William Regal talked about how he spent eight weeks in hospital at the end of 2018 after contracting sepsis in his leg, during an appearance on Chris Jericho’s podcast:
“Once I was released – I went home two weeks before Christmas. The reason being, which we might get to, the last time my family were all together was 2018 for Christmas, and I was in hospital for eight weeks. I was given at one point 24 hours to live, I had sepsis in my leg, they were gonna cut my leg off. This is January 4, 2019. So I insisted on going home for Christmas, because you know I’ve been through a lot. I had a hell of year 2018… sorry, it’s a bit, like, I usually just tell people, but now I’m sat with you and I’m comfortable, things hit you a little bit.”
Regal then discussed other health issues over the years:
“You know I’ve had a lot of heart trouble at different times. And since 1998, I got Pericarditis, and Pericarditis is an inflammation of the sack around your heart, and what it does is scar that sack. So your heart can beat, but that sack can kind of lock down. But because I always – it might not have looked like I trained as hard as I did – but I always did all the squats, always breathing, always taking bumps in wrestling, it kept that from locking down and going solid. There’s a skin around your heart, your Pericard. Well I went to India and got really sick, still nobody knows what that was. I was off for a year – I came back and a few months later it hit me really bad and I was off for a year.”
“This is another story. And so I’d had bouts on and off right?
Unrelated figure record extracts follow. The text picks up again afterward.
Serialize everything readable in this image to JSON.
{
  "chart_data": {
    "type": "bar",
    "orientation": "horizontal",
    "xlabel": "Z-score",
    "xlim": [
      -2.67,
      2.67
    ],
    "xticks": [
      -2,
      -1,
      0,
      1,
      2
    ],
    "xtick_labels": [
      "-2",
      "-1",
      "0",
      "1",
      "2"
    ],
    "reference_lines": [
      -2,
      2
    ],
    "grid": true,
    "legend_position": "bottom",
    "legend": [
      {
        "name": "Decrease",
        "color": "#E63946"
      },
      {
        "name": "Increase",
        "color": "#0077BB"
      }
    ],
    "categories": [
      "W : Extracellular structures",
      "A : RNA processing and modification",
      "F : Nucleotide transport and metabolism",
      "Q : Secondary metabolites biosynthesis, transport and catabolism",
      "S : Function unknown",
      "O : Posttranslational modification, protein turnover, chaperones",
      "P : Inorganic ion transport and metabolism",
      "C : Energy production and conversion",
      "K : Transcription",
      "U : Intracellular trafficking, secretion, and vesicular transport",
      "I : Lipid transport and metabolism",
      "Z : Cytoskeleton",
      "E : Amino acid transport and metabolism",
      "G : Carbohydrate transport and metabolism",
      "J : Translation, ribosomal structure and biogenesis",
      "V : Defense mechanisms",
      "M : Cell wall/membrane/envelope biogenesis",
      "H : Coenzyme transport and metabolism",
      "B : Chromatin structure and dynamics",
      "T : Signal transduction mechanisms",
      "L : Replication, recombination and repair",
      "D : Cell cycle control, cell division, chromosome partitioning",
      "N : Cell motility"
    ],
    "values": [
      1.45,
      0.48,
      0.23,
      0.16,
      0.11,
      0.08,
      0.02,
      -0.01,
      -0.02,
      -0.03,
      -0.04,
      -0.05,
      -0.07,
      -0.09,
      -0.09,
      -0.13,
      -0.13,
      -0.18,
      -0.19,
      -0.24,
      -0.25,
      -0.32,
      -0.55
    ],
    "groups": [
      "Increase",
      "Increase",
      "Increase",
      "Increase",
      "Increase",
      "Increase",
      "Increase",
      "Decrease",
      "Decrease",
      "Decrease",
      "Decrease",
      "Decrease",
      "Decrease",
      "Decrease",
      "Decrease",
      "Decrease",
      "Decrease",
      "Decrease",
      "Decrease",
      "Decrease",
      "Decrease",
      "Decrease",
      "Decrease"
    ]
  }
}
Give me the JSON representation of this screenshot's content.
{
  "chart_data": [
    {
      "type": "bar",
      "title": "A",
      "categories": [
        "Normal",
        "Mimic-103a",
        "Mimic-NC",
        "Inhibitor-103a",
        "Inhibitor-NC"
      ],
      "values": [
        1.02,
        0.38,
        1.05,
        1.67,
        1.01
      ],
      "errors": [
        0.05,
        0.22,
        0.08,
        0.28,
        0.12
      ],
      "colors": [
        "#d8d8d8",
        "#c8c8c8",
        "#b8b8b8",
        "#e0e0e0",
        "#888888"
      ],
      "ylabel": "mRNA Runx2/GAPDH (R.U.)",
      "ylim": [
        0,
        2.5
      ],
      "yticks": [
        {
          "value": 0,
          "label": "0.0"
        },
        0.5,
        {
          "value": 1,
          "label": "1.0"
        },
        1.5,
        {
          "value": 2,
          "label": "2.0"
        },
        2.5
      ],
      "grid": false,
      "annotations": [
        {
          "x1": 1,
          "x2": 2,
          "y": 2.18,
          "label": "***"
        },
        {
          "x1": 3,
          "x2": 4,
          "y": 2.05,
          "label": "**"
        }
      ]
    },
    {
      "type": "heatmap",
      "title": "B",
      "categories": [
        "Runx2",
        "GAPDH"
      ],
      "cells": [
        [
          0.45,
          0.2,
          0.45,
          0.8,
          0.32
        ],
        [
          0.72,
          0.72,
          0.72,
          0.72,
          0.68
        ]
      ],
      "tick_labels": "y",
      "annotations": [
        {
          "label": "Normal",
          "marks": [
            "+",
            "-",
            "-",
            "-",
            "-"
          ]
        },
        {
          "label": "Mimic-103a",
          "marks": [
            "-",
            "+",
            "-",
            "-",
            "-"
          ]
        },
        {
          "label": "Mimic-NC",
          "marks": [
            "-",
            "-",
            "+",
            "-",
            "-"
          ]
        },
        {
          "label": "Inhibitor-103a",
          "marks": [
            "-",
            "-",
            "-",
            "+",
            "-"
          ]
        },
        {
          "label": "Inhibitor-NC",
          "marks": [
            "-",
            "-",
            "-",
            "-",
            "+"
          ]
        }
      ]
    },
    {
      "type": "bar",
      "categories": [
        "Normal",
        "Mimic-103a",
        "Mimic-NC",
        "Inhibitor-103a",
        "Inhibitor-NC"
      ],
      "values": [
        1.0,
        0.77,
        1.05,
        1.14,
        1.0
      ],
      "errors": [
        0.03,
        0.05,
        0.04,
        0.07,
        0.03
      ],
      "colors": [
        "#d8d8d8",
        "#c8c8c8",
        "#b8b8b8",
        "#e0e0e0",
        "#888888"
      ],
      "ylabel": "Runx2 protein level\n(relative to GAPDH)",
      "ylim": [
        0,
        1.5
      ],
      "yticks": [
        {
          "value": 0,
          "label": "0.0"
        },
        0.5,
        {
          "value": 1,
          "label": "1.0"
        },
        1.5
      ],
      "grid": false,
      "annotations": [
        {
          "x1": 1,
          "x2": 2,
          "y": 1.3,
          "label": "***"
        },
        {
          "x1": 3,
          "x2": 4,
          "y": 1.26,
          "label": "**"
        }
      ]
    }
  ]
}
At the same time, now I know I’d been wrestling with a broken neck since 1993. From the first year I came in America, the firs time I won the WCW Television Title, I was on with Ricky Steamboat, I’m 25 years old, and you can actually watch this. The finish is me giving him a German Suplex, and if you watch – you know I can fall into a bridge – I land and you can see it clear as day if you watch this right now – you see my neck… my head hits, and my neck just goes to the side, and it went ‘crack’. And all my arms went dead, and it was never right after that. It was never right, but it sort of went it better, it went away. And what I used to get a lot was all this spasming in my left trap, and my neck would get stiff, but I always bridged and did all that stuff, right?So I ended up having my neck done in 2014, that was the end of my wrestling career. In 2013, I wasn’t wrestling that much, I was winding down, doing a lot of commentary, whatever I was doing with NXT, which was all great. And I knew my time was… you know, I was beat up. I worked it out – if you take away the last few years of my career, take away when I say I started the first year, so go from 1994 to when I finished, apart from a year being out, a few times off – and I took very little time off with some major injuries, you just never never said anything, just didn’t do it – and a couple of suspensions, I wrestled solidly for a minimum of 150 days a year. Minimum, for 26 years. You (Jericho) were smart because you used to take a couple of years off every now and then… you had other… well I don’t have any other interests or anything else going on and it was always that thing that was drilled into me. I always thought, ‘If I can just get a 20 year career’, I was in wonderland.”